Curtis McMurtry 2024
Photo: Megan Anderson / Courtesy of the artist

Curtis McMurtry Takes on Spring with ‘The Pollen & The Rot’

In The Pollen & The Rot, folk singer-songwriter Curtis McMurtry casts spring as the season as when sex and longing overwhelm the senses and turn us into beasts.

The Pollen & The Rot
Curtis McMurtry
Independent
31 May 2024

Singer-songwriter Curtis McMurtry has a strange and sophisticated sense of humor. He’s wry and funny one minute, then stabs the listener in the back with a mean lyric the next. The narrators of the songs on his latest album, The Pollen & The Rot, are deceitful little snits. Their selfishness and nasty traits may seem charming at first in their blunt honesty, but the characters soon devolve into inherently selfish people. That’s McMurtry’s point. They are all in each of us.

The Pollen & The Rot is McMurtry’s first of four forthcoming albums inspired by the four seasons. April is the cruelest month indeed! In the press notes, he wrote, “If springtime were a group of people, they would be impatient, horny, and brutal.” While most songwriters see spring as a time of hope, growth, change, and beauty, McMurtry casts the season as when sex and longing overwhelm the senses and turn us into beasts.

That doesn’t mean his songs are rants about the primal urges within us. The opposite is mostly the case.

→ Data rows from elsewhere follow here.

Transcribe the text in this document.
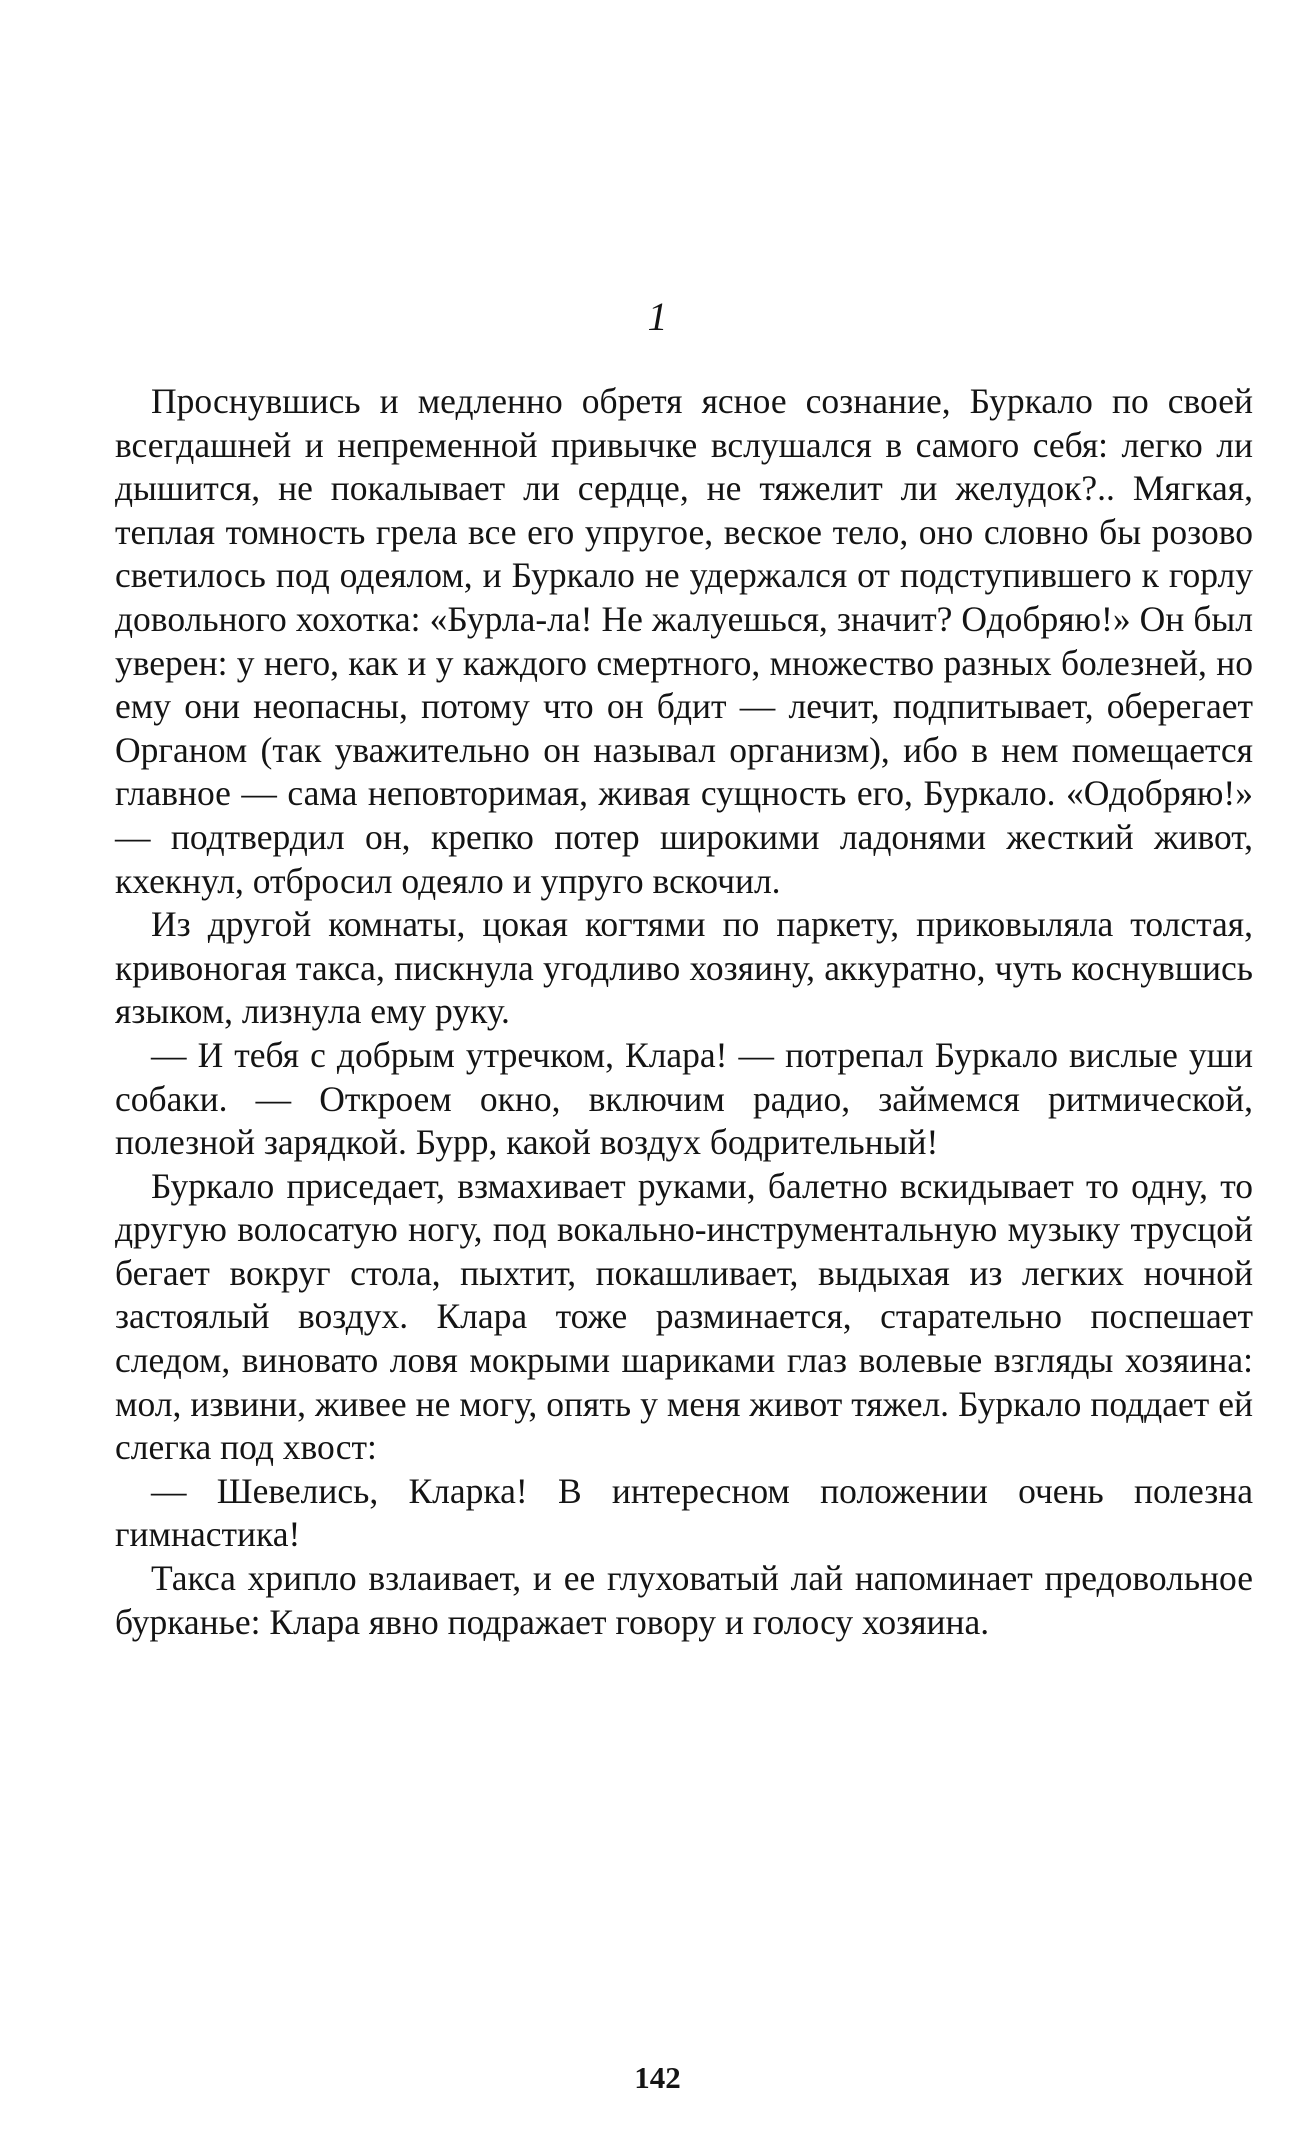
1

Проснувшись и медленно обретя ясное сознание, Буркало по своей всегдашней и непременной привычке вслушался в самого себя: легко ли дышится, не покалывает ли сердце, не тяжелит ли желудок?.. Мягкая, теплая томность грела все его упругое, веское тело, оно словно бы розово светилось под одеялом, и Буркало не удержался от подступившего к горлу довольного хохотка: «Бурла-ла! Не жалуешься, значит? Одобряю!» Он был уверен: у него, как и у каждого смертного, множество разных болезней, но ему они неопасны, потому что он бдит — лечит, подпитывает, оберегает Органом (так уважительно он называл организм), ибо в нем помещается главное — сама неповторимая, живая сущность его, Буркало. «Одобряю!» — подтвердил он, крепко потер широкими ладонями жесткий живот, кхекнул, отбросил одеяло и упруго вскочил.

Из другой комнаты, цокая когтями по паркету, приковыляла толстая, кривоногая такса, пискнула угодливо хозяину, аккуратно, чуть коснувшись языком, лизнула ему руку.

— И тебя с добрым утречком, Клара! — потрепал Буркало вислые уши собаки. — Откроем окно, включим радио, займемся ритмической, полезной зарядкой. Бурр, какой воздух бодрительный!

Буркало приседает, взмахивает руками, балетно вскидывает то одну, то другую волосатую ногу, под вокально-инструментальную музыку трусцой бегает вокруг стола, пыхтит, покашливает, выдыхая из легких ночной застоялый воздух. Клара тоже разминается, старательно поспешает следом, виновато ловя мокрыми шариками глаз волевые взгляды хозяина: мол, извини, живее не могу, опять у меня живот тяжел. Буркало поддает ей слегка под хвост:

— Шевелись, Кларка! В интересном положении очень полезна гимнастика!

Такса хрипло взлаивает, и ее глуховатый лай напоминает предовольное бурканье: Клара явно подражает говору и голосу хозяина.

142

Songs such as the instrumental “Shake Your Ass at God” and McMurtry’s ode to desire “Heaven Can’t Be Better”, sexplicitly proclaim carnality as holy. The instrumental horns do the talking on one track while the singer calmly vocalizes his yearnings on the next. Both songs share a cool composure with each other and the rest of the record. He may be libidinous, but the excitement is formalized into art.

That’s evidenced in several ways, such as the fact that Curtis McMurtry’s primary accompanist on this album plays the cello—not the instrument of choice used by popular artists to express one’s dirty thoughts. Diana Burgess (of the Austin band Mother Falcon) creatively employs her stringed instrument in various ways to bring out McMurtry’s most idiosyncratic elements—a symphonic reverie one moment, a country and Western swing vibe the next.

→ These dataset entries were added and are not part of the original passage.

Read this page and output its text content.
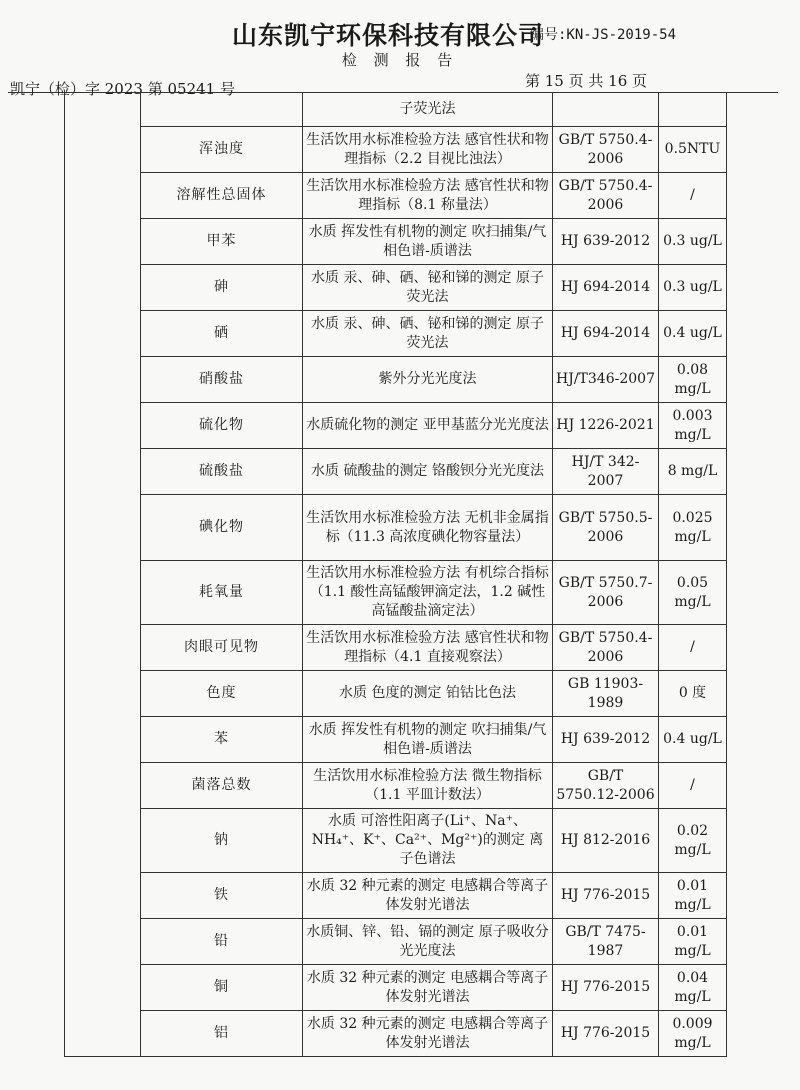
山东凯宁环保科技有限公司
编号:KN-JS-2019-54
检 测 报 告
凯宁（检）字 2023 第 05241 号	第 15 页 共 16 页
		子荧光法		
	浑浊度	生活饮用水标准检验方法 感官性状和物理指标（2.2 目视比浊法）	GB/T 5750.4-2006	0.5NTU
	溶解性总固体	生活饮用水标准检验方法 感官性状和物理指标（8.1 称量法）	GB/T 5750.4-2006	/
	甲苯	水质 挥发性有机物的测定 吹扫捕集/气相色谱-质谱法	HJ 639-2012	0.3 ug/L
	砷	水质 汞、砷、硒、铋和锑的测定 原子荧光法	HJ 694-2014	0.3 ug/L
	硒	水质 汞、砷、硒、铋和锑的测定 原子荧光法	HJ 694-2014	0.4 ug/L
	硝酸盐	紫外分光光度法	HJ/T346-2007	0.08 mg/L
	硫化物	水质硫化物的测定 亚甲基蓝分光光度法	HJ 1226-2021	0.003 mg/L
	硫酸盐	水质 硫酸盐的测定 铬酸钡分光光度法	HJ/T 342-2007	8 mg/L
	碘化物	生活饮用水标准检验方法 无机非金属指标（11.3 高浓度碘化物容量法）	GB/T 5750.5-2006	0.025 mg/L
	耗氧量	生活饮用水标准检验方法 有机综合指标（1.1 酸性高锰酸钾滴定法，1.2 碱性高锰酸盐滴定法）	GB/T 5750.7-2006	0.05 mg/L
	肉眼可见物	生活饮用水标准检验方法 感官性状和物理指标（4.1 直接观察法）	GB/T 5750.4-2006	/
	色度	水质 色度的测定 铂钴比色法	GB 11903-1989	0 度
	苯	水质 挥发性有机物的测定 吹扫捕集/气相色谱-质谱法	HJ 639-2012	0.4 ug/L
	菌落总数	生活饮用水标准检验方法 微生物指标（1.1 平皿计数法）	GB/T 5750.12-2006	/
	钠	水质 可溶性阳离子(Li⁺、Na⁺、NH₄⁺、K⁺、Ca²⁺、Mg²⁺)的测定 离子色谱法	HJ 812-2016	0.02 mg/L
	铁	水质 32 种元素的测定 电感耦合等离子体发射光谱法	HJ 776-2015	0.01 mg/L
	铅	水质铜、锌、铅、镉的测定 原子吸收分光光度法	GB/T 7475-1987	0.01 mg/L
	铜	水质 32 种元素的测定 电感耦合等离子体发射光谱法	HJ 776-2015	0.04 mg/L
	铝	水质 32 种元素的测定 电感耦合等离子体发射光谱法	HJ 776-2015	0.009 mg/L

Burgess also duets and harmonizes vocally with McMurtry. On tunes such as “You-Nirverse” and “Devour the Divine”, the two play off each other to combat the silence. The vocals adorn the instrumentation rather than the other way around. (Note: McMurtry plays lead acoustic guitar on both these cuts.)

McMurtry wrote all of the songs on The Pollen & The Rot. Besides Burgess, McMurtry is joined by Taylor Turner on bass, Paul Pinon on drums and percussion, and Jules Belmont on pedal steel on most tracks. This basic lineup gives the record a unified and intimate feel. The singer is not singing autobiographically. This is clearly intended as an artwork, not a memoir. The assumption is that the listener can identify oneself with the protagonist and identify the malevolent aspect of one’s own behavior. McMurtry’s point is that these unpleasant aspects of selfhood are only natural. No one is to blame.

“Can’t you hear the call building up, erupting,” McMurtry asks about the urge to procreate that exists along with the desire to destroy. He celebrates our human nature as part of the larger scheme of things. It doesn’t really matter if he composes three more albums to complete the song cycle, as each of the seasons contains the whole in some form—whether it’s found in the seed, the emerging plant, the flower, or the fruit. Or in death, which in itself can be found in the origins of life.

The Pollen & The Rot ends with Curtis McMurtry and Burgess singing and picking in unison. “Spinning like a swarm of flies / Desperate to prove we’re still alive / Here we are in the dirt / What will we grow?” they ask in ragged voices. The moral of the story is we live, we do what we can to survive and satisfy our needs, then we die. There is no judgment.